Fewer attacks and fewer deaths is a trend we've all heard about in Iraq, it was just the political process that needed to trend in a better direction. Well, and in all seriousness, I think this is merely Iraq showing the signs of growing pains:
Corruption and theft are not new to Iraq, and government officials have promised to address the problem. But as Iraqis and American officials assess the effects of this year’s American troop increase, there is a growing sense that, even as security has improved, Iraq has slipped to new depths of lawlessness.I mean, it's not like New Orleans is much better, and what did we expect from a newborn, war-torn country with sectarian pressures? This New York Times article shows corruption on a large scale with obvious warnings of how it's bad for democracy. That's fine, but I think it's a tad disingenuous.

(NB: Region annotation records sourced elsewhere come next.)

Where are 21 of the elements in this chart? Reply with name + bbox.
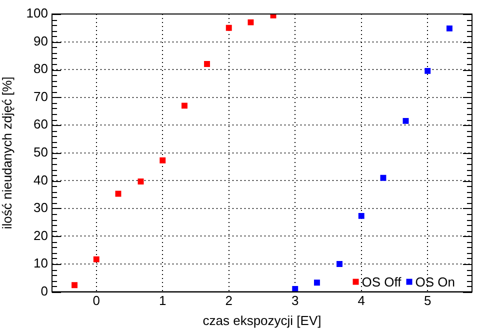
x-tick-label: 4 xyxy=(358,293,365,308)
y-tick-label: 10 xyxy=(34,256,48,271)
y-tick-label: 70 xyxy=(34,88,48,104)
y-tick-label: 80 xyxy=(34,61,48,76)
legend-label: OS Off xyxy=(362,274,402,290)
y-tick-label: 90 xyxy=(34,33,48,48)
y-tick-label: 50 xyxy=(34,144,48,160)
x-tick-label: 3 xyxy=(292,293,299,308)
x-tick-label: 5 xyxy=(424,293,432,308)
x-axis-title: czas ekspozycji [EV] xyxy=(202,312,322,328)
y-tick-label: 60 xyxy=(34,116,48,132)
legend-label: OS On xyxy=(415,274,456,290)
x-tick-label: 1 xyxy=(159,293,166,308)
x-tick-label: 0 xyxy=(92,293,100,308)
y-tick-label: 0 xyxy=(40,283,48,298)
y-tick-label: 20 xyxy=(34,228,48,243)
y-tick-label: 40 xyxy=(34,172,48,188)
x-tick-label: 2 xyxy=(225,293,232,308)
y-axis-title: ilość nieudanych zdjęć [%] xyxy=(0,76,14,230)
y-tick-label: 100 xyxy=(26,6,48,21)
y-tick-label: 30 xyxy=(34,200,48,216)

One recent independent analysis ranked Iraq the third most corrupt country in the world. Of 180 countries surveyed, only Somalia and Myanmar were worse, according to Transparency International, a Berlin-based group that publishes the index annually.

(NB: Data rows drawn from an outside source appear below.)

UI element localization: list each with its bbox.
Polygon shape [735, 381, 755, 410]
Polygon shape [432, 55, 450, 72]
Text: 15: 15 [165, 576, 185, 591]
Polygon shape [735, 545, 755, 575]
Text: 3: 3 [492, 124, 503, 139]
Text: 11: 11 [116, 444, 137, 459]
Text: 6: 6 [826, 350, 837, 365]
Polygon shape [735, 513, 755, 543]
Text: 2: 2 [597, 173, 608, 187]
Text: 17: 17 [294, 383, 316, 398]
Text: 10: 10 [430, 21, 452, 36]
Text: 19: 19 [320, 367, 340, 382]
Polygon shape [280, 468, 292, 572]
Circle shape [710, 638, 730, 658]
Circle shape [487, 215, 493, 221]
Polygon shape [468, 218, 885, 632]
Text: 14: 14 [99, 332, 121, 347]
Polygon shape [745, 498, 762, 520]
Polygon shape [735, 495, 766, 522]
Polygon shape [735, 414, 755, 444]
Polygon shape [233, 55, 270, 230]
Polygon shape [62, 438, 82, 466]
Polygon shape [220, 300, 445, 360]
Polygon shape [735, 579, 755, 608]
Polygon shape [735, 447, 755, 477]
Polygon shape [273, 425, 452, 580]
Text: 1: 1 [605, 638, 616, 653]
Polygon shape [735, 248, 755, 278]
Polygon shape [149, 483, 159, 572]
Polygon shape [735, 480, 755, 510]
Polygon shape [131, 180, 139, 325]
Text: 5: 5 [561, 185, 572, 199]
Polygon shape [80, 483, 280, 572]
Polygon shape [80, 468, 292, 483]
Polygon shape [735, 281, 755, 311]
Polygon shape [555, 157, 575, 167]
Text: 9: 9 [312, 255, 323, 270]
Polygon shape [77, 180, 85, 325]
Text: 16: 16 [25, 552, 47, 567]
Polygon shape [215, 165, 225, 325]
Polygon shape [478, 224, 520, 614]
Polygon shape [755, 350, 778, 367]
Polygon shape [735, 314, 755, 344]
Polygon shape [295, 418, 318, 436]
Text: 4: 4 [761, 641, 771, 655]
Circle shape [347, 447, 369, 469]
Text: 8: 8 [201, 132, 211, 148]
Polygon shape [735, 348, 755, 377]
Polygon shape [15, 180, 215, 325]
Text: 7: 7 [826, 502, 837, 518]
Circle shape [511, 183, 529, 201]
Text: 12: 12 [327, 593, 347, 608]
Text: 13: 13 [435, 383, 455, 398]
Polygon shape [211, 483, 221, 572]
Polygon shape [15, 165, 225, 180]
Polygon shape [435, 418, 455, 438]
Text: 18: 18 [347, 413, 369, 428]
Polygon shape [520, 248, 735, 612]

I'm not defending corruption, and I do realize it is bad for democracy on many levels. The silver lining is that Iraq is still a democracy, and any politician with a brain could take advantage of this crisis by campaigning against it. Success will be rewarded with re-election, and watch as other politicians do likewise. It will take time, and it could go wrong, but democracy isn't the fragile utopian balancing act they'd have us believe. It is a powerful force that over time, reflects the will of the people. I'm optimistic.